Based on the short story by Satyajit Ray about an alien’s visit to earth, the play banks big time on the aspect of spectacle to create a science-fiction world replete with glow-in-the-dark space ships and goggle-eyed beings from outer space, with flashing eyeballs, flapping ears and flaring nostrils. Ashok Pramanik (the group’s lights technician) does a fabulous job of stringing together tiny tinker-bell bulbs to create a sparkling tapestry, which spread out vertically across the length of the dark stage transports you to the extraterrestrial orb of shimmering stars and glimmering galaxies. Sanchayan Ghosh’s set ? evoking both earth and space in equal minimalist measure ? and Reshmi Sen’s costume ? from the funny flapping antennae on the space entity’s head to the drab dhotis worn by the earthlings also contribute to the creation of atmosphere.

The action is interrupted periodically by musical refrains - songs sung live by boys in the group. But it took the number, Prithivi, from Gautam Chatterjee’s band Mohiner Ghora Guli, rendered in the baritone of Animesh Bhaduri, to fill the auditorium with a sense and sound of the universe.

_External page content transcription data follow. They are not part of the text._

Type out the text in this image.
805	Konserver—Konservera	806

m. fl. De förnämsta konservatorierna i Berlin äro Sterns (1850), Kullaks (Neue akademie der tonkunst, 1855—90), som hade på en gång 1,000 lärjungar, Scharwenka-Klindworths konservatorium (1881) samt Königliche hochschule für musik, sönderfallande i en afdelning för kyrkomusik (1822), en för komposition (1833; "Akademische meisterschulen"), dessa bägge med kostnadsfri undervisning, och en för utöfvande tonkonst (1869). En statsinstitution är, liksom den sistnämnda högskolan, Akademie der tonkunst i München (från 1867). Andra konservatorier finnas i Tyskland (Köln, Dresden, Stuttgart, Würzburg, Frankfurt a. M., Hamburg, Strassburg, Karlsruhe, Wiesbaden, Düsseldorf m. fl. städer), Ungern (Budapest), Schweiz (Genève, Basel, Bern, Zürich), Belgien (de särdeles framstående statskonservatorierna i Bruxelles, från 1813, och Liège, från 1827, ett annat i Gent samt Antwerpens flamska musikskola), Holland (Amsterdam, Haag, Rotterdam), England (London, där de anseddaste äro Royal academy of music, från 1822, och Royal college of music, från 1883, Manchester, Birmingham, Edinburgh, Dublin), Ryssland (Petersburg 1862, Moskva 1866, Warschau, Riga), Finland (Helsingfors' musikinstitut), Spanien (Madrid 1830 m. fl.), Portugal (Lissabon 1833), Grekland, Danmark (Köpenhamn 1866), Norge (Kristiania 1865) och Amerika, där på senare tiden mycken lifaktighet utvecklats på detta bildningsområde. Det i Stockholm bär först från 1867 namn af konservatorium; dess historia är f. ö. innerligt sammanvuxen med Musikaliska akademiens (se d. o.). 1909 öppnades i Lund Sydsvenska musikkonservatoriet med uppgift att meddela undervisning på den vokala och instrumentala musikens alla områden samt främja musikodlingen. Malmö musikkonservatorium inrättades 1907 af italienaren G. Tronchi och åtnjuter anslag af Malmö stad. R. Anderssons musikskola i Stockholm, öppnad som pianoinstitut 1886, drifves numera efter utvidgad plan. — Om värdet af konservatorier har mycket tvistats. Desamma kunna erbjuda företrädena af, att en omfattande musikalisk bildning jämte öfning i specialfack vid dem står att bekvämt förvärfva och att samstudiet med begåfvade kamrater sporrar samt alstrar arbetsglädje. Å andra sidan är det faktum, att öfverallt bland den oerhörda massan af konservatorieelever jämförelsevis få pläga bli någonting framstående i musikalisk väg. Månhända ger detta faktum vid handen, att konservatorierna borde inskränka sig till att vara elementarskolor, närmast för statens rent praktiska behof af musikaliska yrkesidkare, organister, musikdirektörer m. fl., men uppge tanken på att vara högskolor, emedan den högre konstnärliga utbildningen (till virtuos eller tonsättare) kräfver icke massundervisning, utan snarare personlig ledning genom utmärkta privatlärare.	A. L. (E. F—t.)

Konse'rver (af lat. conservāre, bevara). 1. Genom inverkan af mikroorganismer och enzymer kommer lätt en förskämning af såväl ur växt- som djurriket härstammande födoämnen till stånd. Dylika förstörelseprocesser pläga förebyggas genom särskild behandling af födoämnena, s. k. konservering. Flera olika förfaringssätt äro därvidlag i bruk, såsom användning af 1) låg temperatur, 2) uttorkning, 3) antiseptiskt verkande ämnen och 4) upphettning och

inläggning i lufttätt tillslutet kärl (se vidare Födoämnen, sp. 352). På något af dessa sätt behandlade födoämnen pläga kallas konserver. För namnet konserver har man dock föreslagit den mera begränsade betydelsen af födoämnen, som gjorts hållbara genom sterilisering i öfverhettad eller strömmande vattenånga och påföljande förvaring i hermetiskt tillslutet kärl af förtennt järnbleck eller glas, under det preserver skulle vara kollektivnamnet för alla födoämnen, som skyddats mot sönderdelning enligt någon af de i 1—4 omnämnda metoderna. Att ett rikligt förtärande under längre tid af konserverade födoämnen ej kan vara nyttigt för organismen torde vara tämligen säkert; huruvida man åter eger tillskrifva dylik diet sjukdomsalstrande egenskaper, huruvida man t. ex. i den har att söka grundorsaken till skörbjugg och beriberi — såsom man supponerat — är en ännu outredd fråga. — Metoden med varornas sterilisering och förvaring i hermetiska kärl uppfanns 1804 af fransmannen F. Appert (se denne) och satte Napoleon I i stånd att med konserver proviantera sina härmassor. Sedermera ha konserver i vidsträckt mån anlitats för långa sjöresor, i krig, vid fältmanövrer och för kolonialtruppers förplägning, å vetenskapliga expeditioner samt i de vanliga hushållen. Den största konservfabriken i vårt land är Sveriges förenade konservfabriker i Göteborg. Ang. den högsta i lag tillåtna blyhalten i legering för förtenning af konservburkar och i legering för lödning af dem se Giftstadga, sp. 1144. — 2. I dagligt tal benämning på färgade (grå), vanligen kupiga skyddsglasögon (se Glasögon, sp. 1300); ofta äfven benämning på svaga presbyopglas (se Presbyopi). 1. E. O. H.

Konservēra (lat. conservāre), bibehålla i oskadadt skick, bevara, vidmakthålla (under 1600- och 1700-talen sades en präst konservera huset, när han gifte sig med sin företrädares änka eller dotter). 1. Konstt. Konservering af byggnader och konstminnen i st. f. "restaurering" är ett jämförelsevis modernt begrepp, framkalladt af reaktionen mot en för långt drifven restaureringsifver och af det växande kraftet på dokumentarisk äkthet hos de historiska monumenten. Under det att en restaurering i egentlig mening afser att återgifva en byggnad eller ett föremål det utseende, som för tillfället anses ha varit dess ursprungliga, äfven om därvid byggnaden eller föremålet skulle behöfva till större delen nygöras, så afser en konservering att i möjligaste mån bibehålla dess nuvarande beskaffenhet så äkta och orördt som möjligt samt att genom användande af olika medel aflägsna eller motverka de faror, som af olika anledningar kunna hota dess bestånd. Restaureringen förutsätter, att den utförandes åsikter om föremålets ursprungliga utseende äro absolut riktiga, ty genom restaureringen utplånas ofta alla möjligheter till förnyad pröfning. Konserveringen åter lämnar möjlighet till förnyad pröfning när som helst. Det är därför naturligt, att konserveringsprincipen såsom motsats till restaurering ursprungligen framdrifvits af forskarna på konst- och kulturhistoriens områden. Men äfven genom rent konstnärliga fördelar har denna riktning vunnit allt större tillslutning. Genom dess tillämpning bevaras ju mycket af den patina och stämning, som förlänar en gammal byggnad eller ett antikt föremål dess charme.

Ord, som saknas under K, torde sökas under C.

But in spite of the comi-cosmic atmosphere, the production is not exactly out of this world. The humour doesn’t really take off as smoothly as the E.T’s spaceship. Still, as far as children’s theatre is concerned, Bankubabur Bandhu is another feather in the cap of director Kaushik Sen, who forayed into this genre last year with Bhalo Rakshasher Galpo, based on a short story by Jaya Mitra, which was a fusion of fairytale and science-fiction.

Another children’s play, Jadiyo Sandhya (July 14, Academy of Fine Arts), directed by Rama Prasad Banik for Nehru Children’s Museum, highlights the gradual re-emergence of good children’s productions in the city. If the theme is somewhat wishy-washy ? the erosion of cultural values reflected in a general disregard for Rabindrasangeet ? the all-children cast more than compensate for it with amazingly mature acting (portraying both adult and children). And some excellent renditions of Rabindrasangeet. Banik’s strength is in his ability to bring out the subtle, the grey areas of human behaviour ? neither the virtuous nor the ostensibly villainous are without their faults.